Hairy secret of foraging plants discovered
(PhysOrg.com) -- The genes that control the hairy 'mining machine' that makes some plants better at finding nutrients in poor soils than others have been discovered by scientists from Oxford University and the John Innes Centre.
The finding, that could help to create crops that are better at feeding themselves and so need less fertiliser, is reported in Nature Genetics.
When crops such as barley and wheat are grown on soils containing small amounts of phosphate it is known that those plants with long hairs on their roots give higher yields than those with short hairs. Similarly, long-haired beans grown on the nutrient-poor tropical soils of Central America do much better than short haired varieties.
Root hairs burrow into the soil like tiny ‘mining machines’ releasing acids and other scouring chemicals that crack open rocky minerals releasing valuable nutrients, such as iron and phosphate, that are necessary for plant growth.
Now, for the first time, scientists have found the mechanism that controls the growth of these specialised nutrient-excavating cells.
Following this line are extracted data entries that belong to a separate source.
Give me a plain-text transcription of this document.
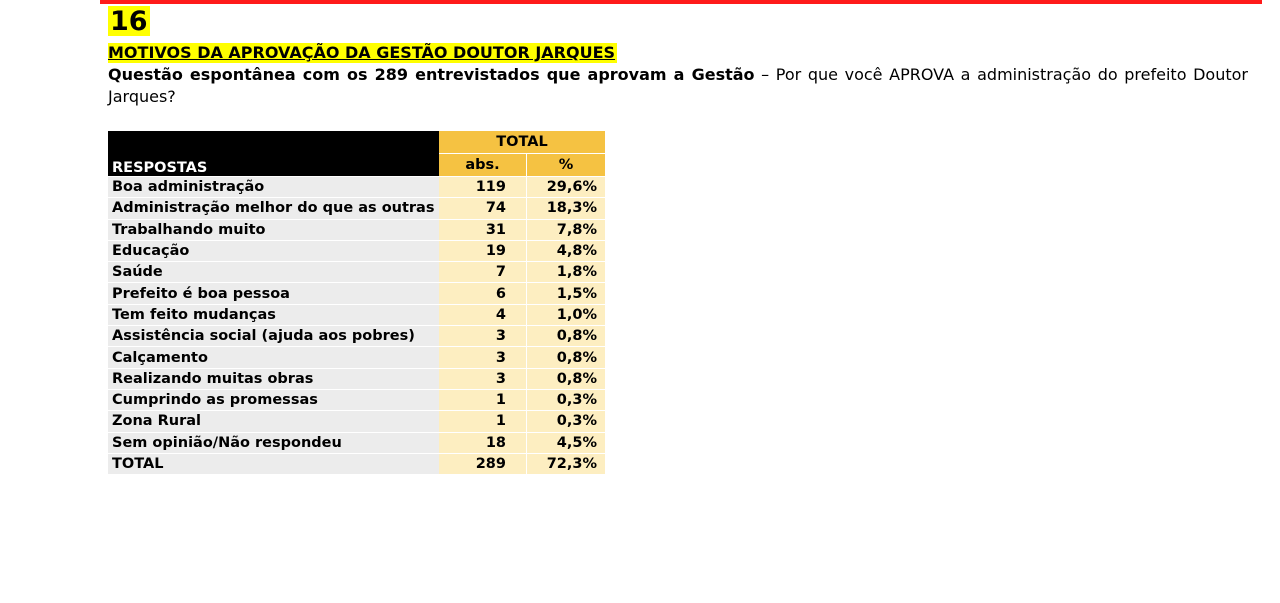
16
MOTIVOS DA APROVAÇÃO DA GESTÃO DOUTOR JARQUES
Questão espontânea com os 289 entrevistados que aprovam a Gestão – Por que você APROVA a administração do prefeito Doutor Jarques?
RESPOSTAS	TOTAL	
	abs.	%
Boa administração	119	29,6%
Administração melhor do que as outras	74	18,3%
Trabalhando muito	31	7,8%
Educação	19	4,8%
Saúde	7	1,8%
Prefeito é boa pessoa	6	1,5%
Tem feito mudanças	4	1,0%
Assistência social (ajuda aos pobres)	3	0,8%
Calçamento	3	0,8%
Realizando muitas obras	3	0,8%
Cumprindo as promessas	1	0,3%
Zona Rural	1	0,3%
Sem opinião/Não respondeu	18	4,5%
TOTAL	289	72,3%
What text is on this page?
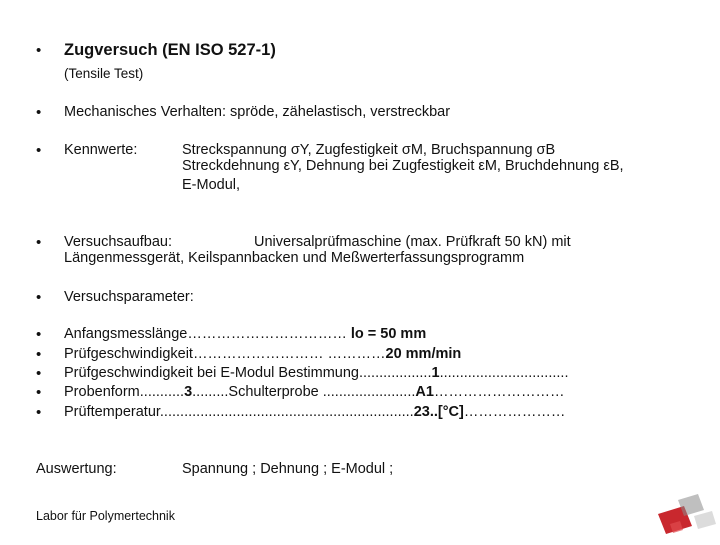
• Zugversuch (EN ISO 527-1)
(Tensile Test)
• Mechanisches Verhalten: spröde, zähelastisch, verstreckbar
• Kennwerte:	Streckspannung σY, Zugfestigkeit σM, Bruchspannung σB
Streckdehnung εY, Dehnung bei Zugfestigkeit εM, Bruchdehnung εB,
E-Modul,
• Versuchsaufbau:	Universalprüfmaschine (max. Prüfkraft 50 kN) mit
Längenmessgerät, Keilspannbacken und Meßwerterfassungsprogramm
• Versuchsparameter:
• Anfangsmesslänge…………………………… lo = 50 mm
• Prüfgeschwindigkeit……………………… …………20 mm/min
• Prüfgeschwindigkeit bei E-Modul Bestimmung..................1................................
• Probenform...........3.........Schulterprobe .......................A1………………………
• Prüftemperatur...............................................................23..[°C]…………………
Auswertung:	Spannung ; Dehnung ; E-Modul ;
Labor für Polymertechnik
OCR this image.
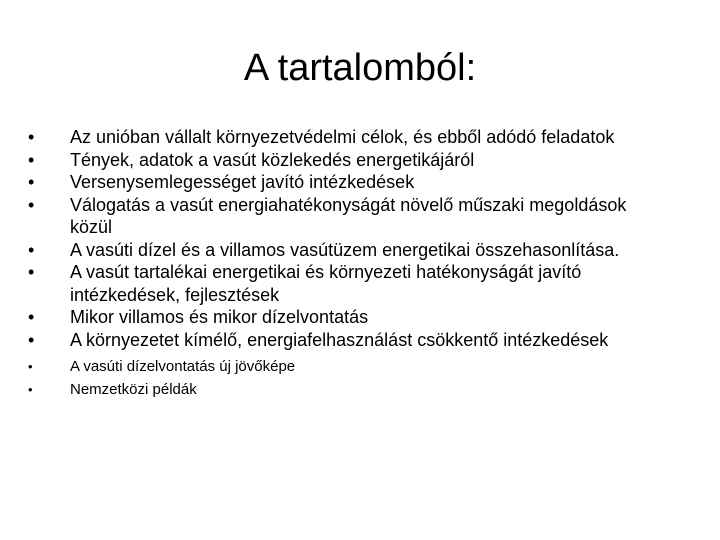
A tartalomból:
•	Az unióban vállalt környezetvédelmi célok, és ebből adódó feladatok
•	Tények, adatok a vasút közlekedés energetikájáról
•	Versenysemlegességet javító intézkedések
•	Válogatás a vasút energiahatékonyságát növelő műszaki megoldások közül
•	A vasúti dízel és a villamos vasútüzem energetikai összehasonlítása.
•	A vasút tartalékai energetikai és környezeti hatékonyságát javító intézkedések, fejlesztések
•	Mikor villamos és mikor dízelvontatás
•	A környezetet kímélő, energiafelhasználást csökkentő intézkedések
•	A vasúti dízelvontatás új jövőképe
•	Nemzetközi példák
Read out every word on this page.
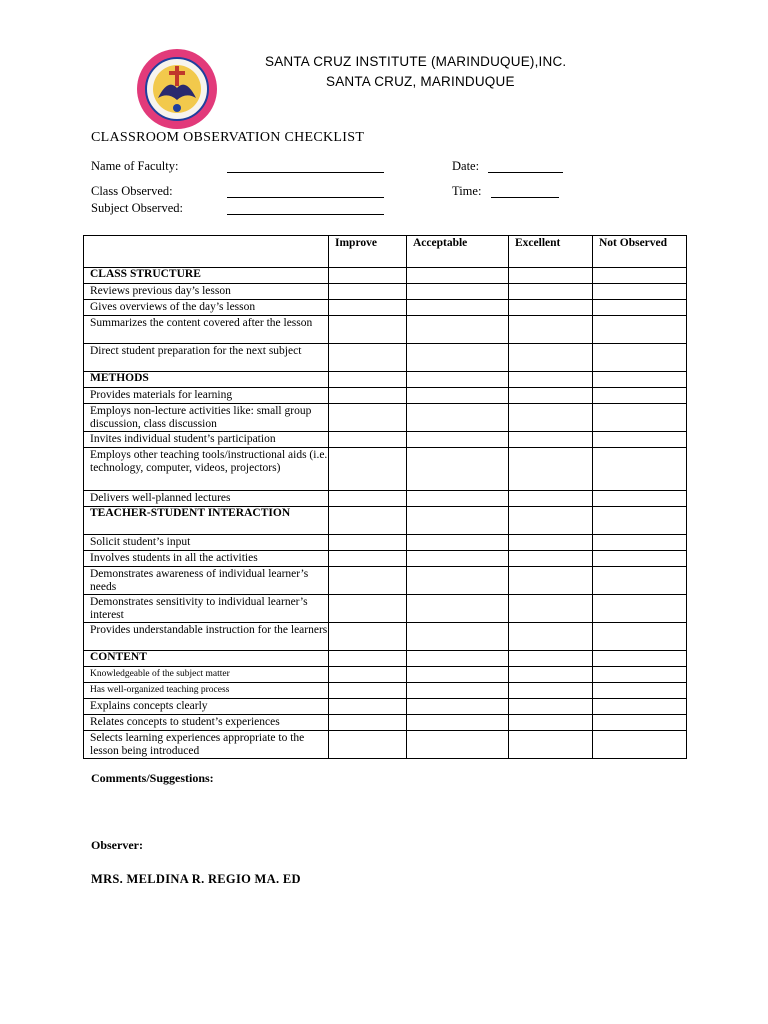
SANTA CRUZ INSTITUTE (MARINDUQUE),INC.
SANTA CRUZ, MARINDUQUE
CLASSROOM OBSERVATION CHECKLIST
Name of Faculty:	Date:
Class Observed:	Time:
Subject Observed:
	Improve	Acceptable	Excellent	Not Observed
CLASS STRUCTURE				
Reviews previous day’s lesson				
Gives overviews of the day’s lesson				
Summarizes the content covered after the lesson				
Direct student preparation for the next subject				
METHODS				
Provides materials for learning				
Employs non-lecture activities like: small group discussion, class discussion				
Invites individual student’s participation				
Employs other teaching tools/instructional aids (i.e. technology, computer, videos, projectors)				
Delivers well-planned lectures				
TEACHER-STUDENT INTERACTION				
Solicit student’s input				
Involves students in all the activities				
Demonstrates awareness of individual learner’s needs				
Demonstrates sensitivity to individual learner’s interest				
Provides understandable instruction for the learners				
CONTENT				
Knowledgeable of the subject matter				
Has well-organized teaching process				
Explains concepts clearly				
Relates concepts to student’s experiences				
Selects learning experiences appropriate to the lesson being introduced				
Comments/Suggestions:
Observer:
MRS. MELDINA R. REGIO MA. ED
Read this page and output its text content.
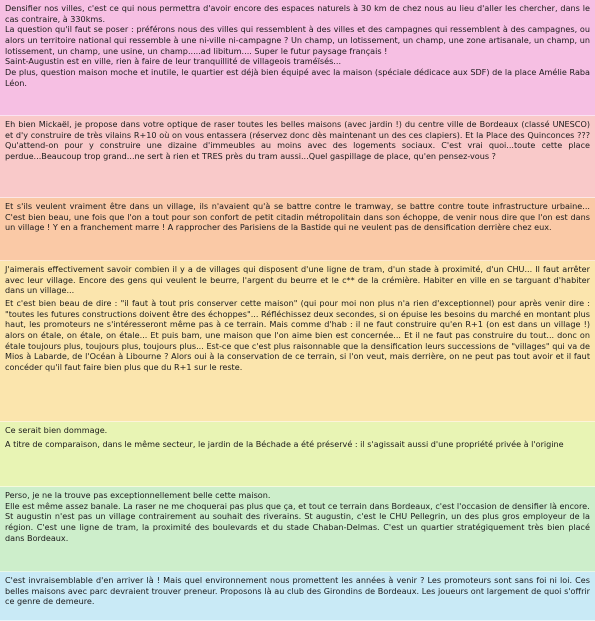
Densifier nos villes, c'est ce qui nous permettra d'avoir encore des espaces naturels à 30 km de chez nous au lieu d'aller les chercher, dans le cas contraire, à 330kms.

La question qu'il faut se poser : préférons nous des villes qui ressemblent à des villes et des campagnes qui ressemblent à des campagnes, ou alors un territoire national qui ressemble à une ni-ville ni-campagne ? Un champ, un lotissement, un champ, une zone artisanale, un champ, un lotissement, un champ, une usine, un champ.....ad libitum.... Super le futur paysage français !

Saint-Augustin est en ville, rien à faire de leur tranquillité de villageois traméïsés...

De plus, question maison moche et inutile, le quartier est déjà bien équipé avec la maison (spéciale dédicace aux SDF) de la place Amélie Raba Léon.

Eh bien Mickaël, je propose dans votre optique de raser toutes les belles maisons (avec jardin !) du centre ville de Bordeaux (classé UNESCO) et d'y construire de très vilains R+10 où on vous entassera (réservez donc dès maintenant un des ces clapiers). Et la Place des Quinconces ??? Qu'attend-on pour y construire une dizaine d'immeubles au moins avec des logements sociaux. C'est vrai quoi...toute cette place perdue...Beaucoup trop grand...ne sert à rien et TRES près du tram aussi...Quel gaspillage de place, qu'en pensez-vous ?

Et s'ils veulent vraiment être dans un village, ils n'avaient qu'à se battre contre le tramway, se battre contre toute infrastructure urbaine... C'est bien beau, une fois que l'on a tout pour son confort de petit citadin métropolitain dans son échoppe, de venir nous dire que l'on est dans un village ! Y en a franchement marre ! A rapprocher des Parisiens de la Bastide qui ne veulent pas de densification derrière chez eux.

J'aimerais effectivement savoir combien il y a de villages qui disposent d'une ligne de tram, d'un stade à proximité, d'un CHU... Il faut arrêter avec leur village. Encore des gens qui veulent le beurre, l'argent du beurre et le c** de la crémière. Habiter en ville en se targuant d'habiter dans un village...

Et c'est bien beau de dire : "il faut à tout pris conserver cette maison" (qui pour moi non plus n'a rien d'exceptionnel) pour après venir dire : "toutes les futures constructions doivent être des échoppes"... Réfléchissez deux secondes, si on épuise les besoins du marché en montant plus haut, les promoteurs ne s'intéresseront même pas à ce terrain. Mais comme d'hab : il ne faut construire qu'en R+1 (on est dans un village !) alors on étale, on étale, on étale... Et puis bam, une maison que l'on aime bien est concernée... Et il ne faut pas construire du tout... donc on étale toujours plus, toujours plus, toujours plus... Est-ce que c'est plus raisonnable que la densification leurs successions de "villages" qui va de Mios à Labarde, de l'Océan à Libourne ? Alors oui à la conservation de ce terrain, si l'on veut, mais derrière, on ne peut pas tout avoir et il faut concéder qu'il faut faire bien plus que du R+1 sur le reste.

Ce serait bien dommage.

A titre de comparaison, dans le même secteur, le jardin de la Béchade a été préservé : il s'agissait aussi d'une propriété privée à l'origine

Perso, je ne la trouve pas exceptionnellement belle cette maison.

Elle est même assez banale. La raser ne me choquerai pas plus que ça, et tout ce terrain dans Bordeaux, c'est l'occasion de densifier là encore.

St augustin n'est pas un village contrairement au souhait des riverains. St augustin, c'est le CHU Pellegrin, un des plus gros employeur de la région. C'est une ligne de tram, la proximité des boulevards et du stade Chaban-Delmas. C'est un quartier stratégiquement très bien placé dans Bordeaux.

C'est invraisemblable d'en arriver là ! Mais quel environnement nous promettent les années à venir ? Les promoteurs sont sans foi ni loi. Ces belles maisons avec parc devraient trouver preneur. Proposons là au club des Girondins de Bordeaux. Les joueurs ont largement de quoi s'offrir ce genre de demeure.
They discovered that a master regulatory gene called RSL4 acts like a switch; hair cells grow when the gene is turned on and growth stops when it is off.
‘When we discovered that RSL4 was a master regulator of hair growth we thought that perhaps the increased growth of root hairs in low phosphate soils might result from turning this gene on,’ said Professor Liam Dolan of Oxford University’s Department of Plant Sciences, who led the team.
‘Our hunch was right: growing plants in phosphate-poor soils turned the gene on resulting in the growth of very long root hairs. So this gene is not only a key growth regulator but also a critical cog in the mechanism that plants use to cope with a lack of nutrients,’ said Professor Dolan.
Given the ability of RSL4 to increase root hair growth this discovery has the potential to help breeders develop crops that can grow on poor soils. As global food demand increases this could become very important as most soils in Australia, extensive regions of sub-Saharan Africa, and 30 per cent of China, are not productive because plants cannot extract sufficient phosphate and iron from these soils.
‘Our hope is that in the future someone will be able to use this gene to develop plant varieties which enhance yields on poor soils. This could have obvious benefits for developing world agriculture. Also, as fertilisers become increasingly expensive, we will need crops that are more efficient in nutrient uptake. This could have the added benefit of decreasing the amount of polluting phosphate that runs off into rivers and lakes,’ Professor Dolan said.
‘What excites me most about this research is that we set out to answer a fundamental question in biology - how organisms control the size of their cells - and ended up discovering something that could have an important impact on world agriculture.’